The OP's patch is near the caravan and it's a very horsey area.

Most riders are responsible, but I've come across one or two who seem to think cars shouldn't be on the road when they are.

Having the top down on the CC3 helps communication.

The riders are less inclined to attempt intimidation when I look 'em straight in the eye.

I've heard of riders making complaints of due care and attention against drivers, which the police sometimes take seriously.

Things can get a bit sticky when it's the word of two or three riders against yours.

Worth bearing in mind that in a rider/driver tussle, the driver will likely be deemed to be in the wrong.

 Embarassingly overtaken by horses - Zero

>> Having the top down on the CC3 helps communication.
>>
>> The riders are less inclined to attempt intimidation when I look 'em straight in the
>> eye.

Hmm rather the other way round I would think old boy. Low down car, no roof - High horse, big hoofs, high up bum......
 Embarassingly overtaken by horses - Runfer D'Hills
Kind of the worst part about it was that I had the latest aqueeze in the car and had just dropped down a cog or two for the aural effect etc to accelerate up a dual carriageway hill and the sodding Cherry came bowling past...It hurt you know, hurt...
 Embarassingly overtaken by horses - Bromptonaut
The Western Isles used to have colonies of a Collie variant known as the Hebridean Car Chaser. Could give you a run for your money on a twisty single track.

Darwin's doing for most of them though.

EDIT - Come to think of it they were probably once widespread. The last survivors lurk towards Breanish on West Lewis
Last edited by: Bromptonaut on Sun 20 Nov 11 at 19:21
 Embarassingly overtaken by horses - TeeCee
MG Metro and left for dead by an Allegro-shaped lump of isopon in grey primer was my pain moment.

I think that under all the filler and primer was probably a 1750 Equipe[1] that had been lightly breathed on. Still felt very embarrassed though....

[1] The Austin Allegro Equipe. One of the few cars where rust, copious filler and primer is an improvement to the original appearance, of which "garish" is sadly inadequate as a description.
 Embarassingly overtaken by horses - R.P.
They were hideous weren't they, a one time girl-friend's dad had a 1750 SS - with a five speed gearbox - cutting edge !
 Embarassingly overtaken by horses - Mike Hannon
My friend and I, with our respective girlfriends and luggage, were heading home from London in the mid-60s, in his Ford Anglia 100E.
On that long slope between Willerby Hedge and Mere on the A303 we were overtaken by a laughing girl in an Austin 7.
 Embarassingly overtaken by horses - AshT
Never been overtaken but had a couple of memorable moments with horses.

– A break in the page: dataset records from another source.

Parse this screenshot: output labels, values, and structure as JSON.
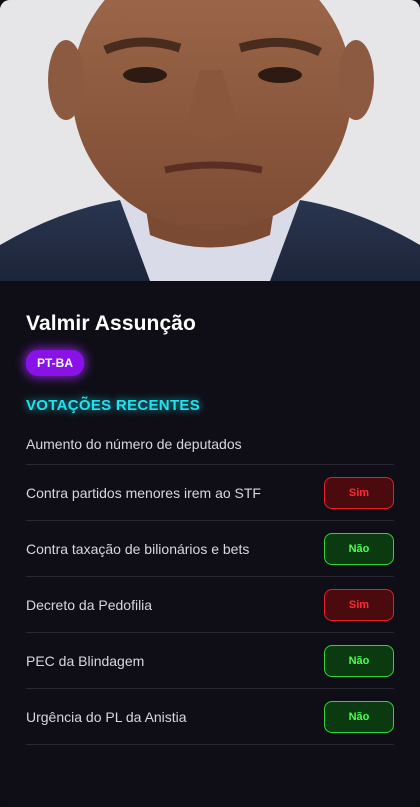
{
  "profile": {
    "name": "Valmir Assunção",
    "party_badge": "PT-BA"
  },
  "section_title": "VOTAÇÕES RECENTES",
  "votes": [
    {
      "label": "Aumento do número de deputados",
      "vote": ""
    },
    {
      "label": "Contra partidos menores irem ao STF",
      "vote": "Sim"
    },
    {
      "label": "Contra taxação de bilionários e bets",
      "vote": "Não"
    },
    {
      "label": "Decreto da Pedofilia",
      "vote": "Sim"
    },
    {
      "label": "PEC da Blindagem",
      "vote": "Não"
    },
    {
      "label": "Urgência do PL da Anistia",
      "vote": "Não"
    }
  ],
  "colors": {
    "accent_cyan": "#21e3f0",
    "badge_purple": "#8a12e6",
    "vote_yes_red": "#ff2a33",
    "vote_no_green": "#4cff55"
  }
}
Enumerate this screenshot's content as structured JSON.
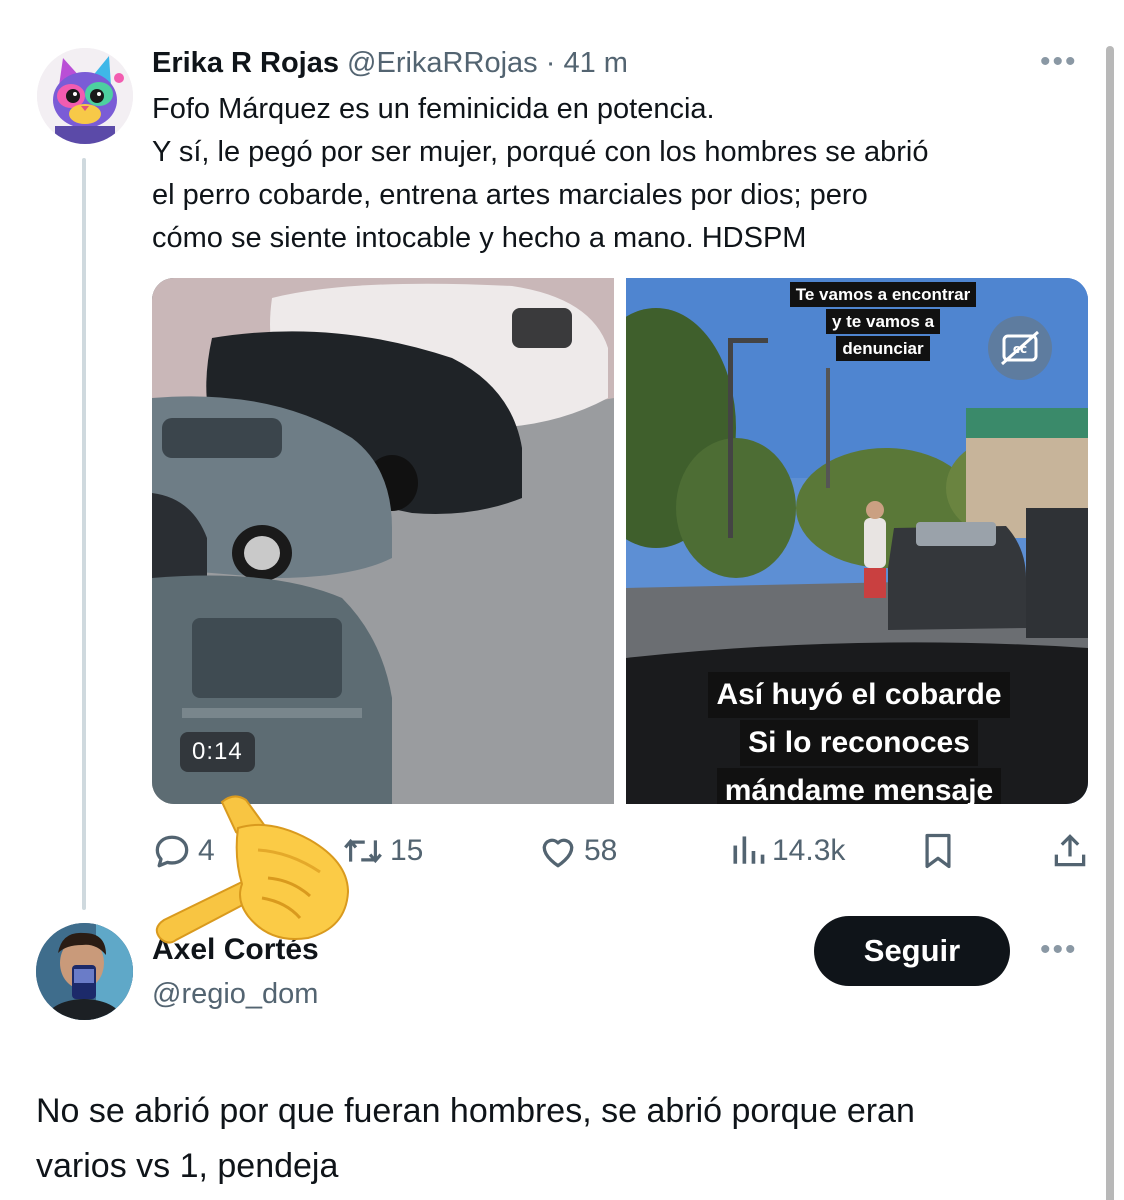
{
  "tweet": {
    "author_name": "Erika R Rojas",
    "author_handle": "@ErikaRRojas",
    "separator": "·",
    "time": "41 m",
    "more_label": "•••",
    "text_lines": [
      "Fofo Márquez es un feminicida en potencia.",
      "Y sí, le pegó por ser mujer, porqué con los hombres se abrió",
      "el perro cobarde, entrena artes marciales por dios; pero",
      "cómo se siente intocable y hecho a mano. HDSPM"
    ],
    "media": {
      "duration": "0:14",
      "caption_top": [
        "Te vamos a encontrar",
        "y te vamos a",
        "denunciar"
      ],
      "caption_bottom": [
        "Así huyó el cobarde",
        "Si lo reconoces",
        "mándame mensaje"
      ]
    },
    "stats": {
      "replies": "4",
      "retweets": "15",
      "likes": "58",
      "views": "14.3k"
    }
  },
  "reply": {
    "author_name": "Axel Cortés",
    "author_handle": "@regio_dom",
    "follow_label": "Seguir",
    "more_label": "•••",
    "text_lines": [
      "No se abrió por que fueran hombres, se abrió porque eran",
      "varios vs 1, pendeja"
    ]
  },
  "icons": {
    "reply": "speech-bubble-icon",
    "retweet": "retweet-icon",
    "like": "heart-icon",
    "views": "bar-chart-icon",
    "bookmark": "bookmark-icon",
    "share": "share-upload-icon",
    "closed_captions": "closed-captions-icon",
    "overlay": "pointing-hand-emoji"
  },
  "colors": {
    "text_primary": "#0f1419",
    "text_secondary": "#536471",
    "thread_line": "#cfd9de",
    "follow_button": "#0f1419"
  }
}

Many years ago I went to a skittles match in a pub a little way out in the sticks. They had very good, very cheap beer on offer (Butcombe at around £1 a pint I recall) and myself and a couple of others in the team made the most of this. Being a good old fashioned local, the landlord had an enlightened view on licencing hours, and it was the early hours when we realised we were outside and our driver for the night had left long before. By this time we didn't have enough money between us to use the phone box in the village much less pay for a taxi so a decision was made to walk the four or five miles home.
Walking up a very dark lane, all of a sudden we heard the most evil, rasping graveyard cough ever, right beside us, then silence. Then the same thing again. Sobriety set in fast, alcohol being replaced by adrenaline. At the third cough we weren't quite clinging together but were definitely edging towards each other. Edging away from the source of the cough we moved out from the hedgerow, just enough to see the horse silhouetted against the night sky. The rest of the walk home was a bit quicker and in a much straighter line.

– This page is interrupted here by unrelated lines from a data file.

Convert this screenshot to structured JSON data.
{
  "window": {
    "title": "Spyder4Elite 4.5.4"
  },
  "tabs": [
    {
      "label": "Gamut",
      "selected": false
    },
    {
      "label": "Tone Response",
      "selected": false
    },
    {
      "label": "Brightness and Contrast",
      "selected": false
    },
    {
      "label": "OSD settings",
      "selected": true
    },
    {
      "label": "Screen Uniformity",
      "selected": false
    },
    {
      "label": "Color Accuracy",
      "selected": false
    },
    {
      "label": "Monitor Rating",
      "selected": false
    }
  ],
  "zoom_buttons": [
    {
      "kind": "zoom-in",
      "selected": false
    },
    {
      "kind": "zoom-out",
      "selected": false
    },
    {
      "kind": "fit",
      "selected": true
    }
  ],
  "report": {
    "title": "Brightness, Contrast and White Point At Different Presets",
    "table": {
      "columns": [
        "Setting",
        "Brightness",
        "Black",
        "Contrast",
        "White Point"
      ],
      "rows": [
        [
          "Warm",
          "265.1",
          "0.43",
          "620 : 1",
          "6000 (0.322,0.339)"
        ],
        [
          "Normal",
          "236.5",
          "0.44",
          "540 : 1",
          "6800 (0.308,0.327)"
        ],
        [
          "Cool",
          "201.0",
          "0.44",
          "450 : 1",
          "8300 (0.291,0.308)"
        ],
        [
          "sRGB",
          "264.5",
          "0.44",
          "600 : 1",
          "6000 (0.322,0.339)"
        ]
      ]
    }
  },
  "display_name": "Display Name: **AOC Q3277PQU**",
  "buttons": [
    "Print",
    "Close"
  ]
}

A few years ago I was on my way to Southampton, going down the Wylie Valley towards Salisbury when a woman ran out of a gateway into the road in front of the car waving her arms. I stopped the car, looked around, and the woman had vanished. Not sure what to do I was about to pull the car onto the roadside and go and look for her when a horse burst through the hedge just in front of me then went galloping up the road in the direction I'd come from. The woman then ran out of the gateway again and headed off up the road after the horse with a continuous stream of profanities - aimed I hoped at the horse rather than myself. As it was one of those situations which was almost certain to end in disaster for all involved I was very relieved when a 4x4 went by a few seconds later, stopped for the woman, then shot off, presumably in pursuit of the horse.